By Carlena Knight
Despite previous reports that the country would welcome its first Oasis-class ship into St John’s before the end of 2021, that timeline is now highly unlikely.
Chief of Staff in the Prime Minister’s Office Lionel Hurst made the revelation yesterday during the weekly post-Cabinet press briefing.
The delay is due to the fact that dredging at the St John’s Harbour has not yet been completed for the country’s fifth berth.
“The turning basin and the channel are not yet complete and they are not yet complete because those doing the dredging have told us that they have encountered hard rock at a place where they thought they would be removing softer material, and so they had to send out for a special kind of cutting machine and that machine is now here in Antigua and doing the work,” Hurst explained.

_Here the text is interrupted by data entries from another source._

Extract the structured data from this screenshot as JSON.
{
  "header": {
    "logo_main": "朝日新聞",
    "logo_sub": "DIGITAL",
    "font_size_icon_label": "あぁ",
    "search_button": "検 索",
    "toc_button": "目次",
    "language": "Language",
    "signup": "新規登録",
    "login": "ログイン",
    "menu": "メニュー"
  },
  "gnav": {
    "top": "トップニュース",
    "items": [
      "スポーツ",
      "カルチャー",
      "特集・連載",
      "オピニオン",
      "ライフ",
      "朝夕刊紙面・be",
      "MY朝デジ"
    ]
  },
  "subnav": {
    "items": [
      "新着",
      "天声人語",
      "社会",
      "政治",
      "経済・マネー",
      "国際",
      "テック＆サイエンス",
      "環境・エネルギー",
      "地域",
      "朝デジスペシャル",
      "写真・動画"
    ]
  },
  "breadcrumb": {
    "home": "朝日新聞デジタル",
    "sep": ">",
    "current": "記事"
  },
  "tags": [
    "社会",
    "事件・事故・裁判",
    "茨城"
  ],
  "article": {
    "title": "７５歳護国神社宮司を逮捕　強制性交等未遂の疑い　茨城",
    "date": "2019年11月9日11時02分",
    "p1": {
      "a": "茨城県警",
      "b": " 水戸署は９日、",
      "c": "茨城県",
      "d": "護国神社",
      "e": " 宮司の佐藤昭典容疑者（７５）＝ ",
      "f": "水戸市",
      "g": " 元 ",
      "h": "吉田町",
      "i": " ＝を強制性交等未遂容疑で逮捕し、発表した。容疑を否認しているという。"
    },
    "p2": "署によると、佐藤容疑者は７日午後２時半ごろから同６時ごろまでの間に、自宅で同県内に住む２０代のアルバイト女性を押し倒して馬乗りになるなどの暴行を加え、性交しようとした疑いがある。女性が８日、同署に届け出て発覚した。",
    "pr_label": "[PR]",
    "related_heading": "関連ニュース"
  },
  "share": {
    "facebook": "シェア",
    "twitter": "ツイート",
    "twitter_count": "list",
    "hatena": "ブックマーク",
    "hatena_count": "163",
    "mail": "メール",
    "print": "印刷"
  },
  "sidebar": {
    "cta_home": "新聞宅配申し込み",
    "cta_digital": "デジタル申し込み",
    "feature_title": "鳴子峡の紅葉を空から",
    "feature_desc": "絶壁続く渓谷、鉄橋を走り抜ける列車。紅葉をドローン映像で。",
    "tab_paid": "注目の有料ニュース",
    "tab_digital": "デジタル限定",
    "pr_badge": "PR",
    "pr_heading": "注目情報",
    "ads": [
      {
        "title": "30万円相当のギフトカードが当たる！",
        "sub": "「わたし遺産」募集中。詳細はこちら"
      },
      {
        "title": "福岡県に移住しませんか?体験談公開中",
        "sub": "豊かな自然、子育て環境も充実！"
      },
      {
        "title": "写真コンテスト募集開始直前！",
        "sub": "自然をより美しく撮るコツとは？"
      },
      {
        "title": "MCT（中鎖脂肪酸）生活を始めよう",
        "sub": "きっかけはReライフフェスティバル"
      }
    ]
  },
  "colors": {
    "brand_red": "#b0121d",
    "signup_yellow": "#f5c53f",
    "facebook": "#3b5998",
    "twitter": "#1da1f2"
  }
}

A new timeline for the completion of the dredging and when the first Oasis-class ship will arrive has not been determined.
Operated by Royal Caribbean, the vast vessels are the largest cruise ships in the world, capable of carrying more than 6,000 passengers each. Their absence is considered by many a significant loss for the country’s slowly resurfacing cruise sector.
“Whether it will be completed in time for January, we do not precisely know,” Hurst continued.
“They are working around the clock in some instances and they are working very hard to get it done because they know it is very important to us.
“Our expectation is that they will be working much harder to get it done because they know of the importance of the Oasis-class ships visiting Antigua,” he added.
In the meantime, port operator Global Ports Holding is continuing work on the US$2 million upgrade of Heritage Quay – which includes new retail and dining facilities, plus an additional 50,000 square feet of commercial space to be put up for lease – and the US$25 million commercial development at Point.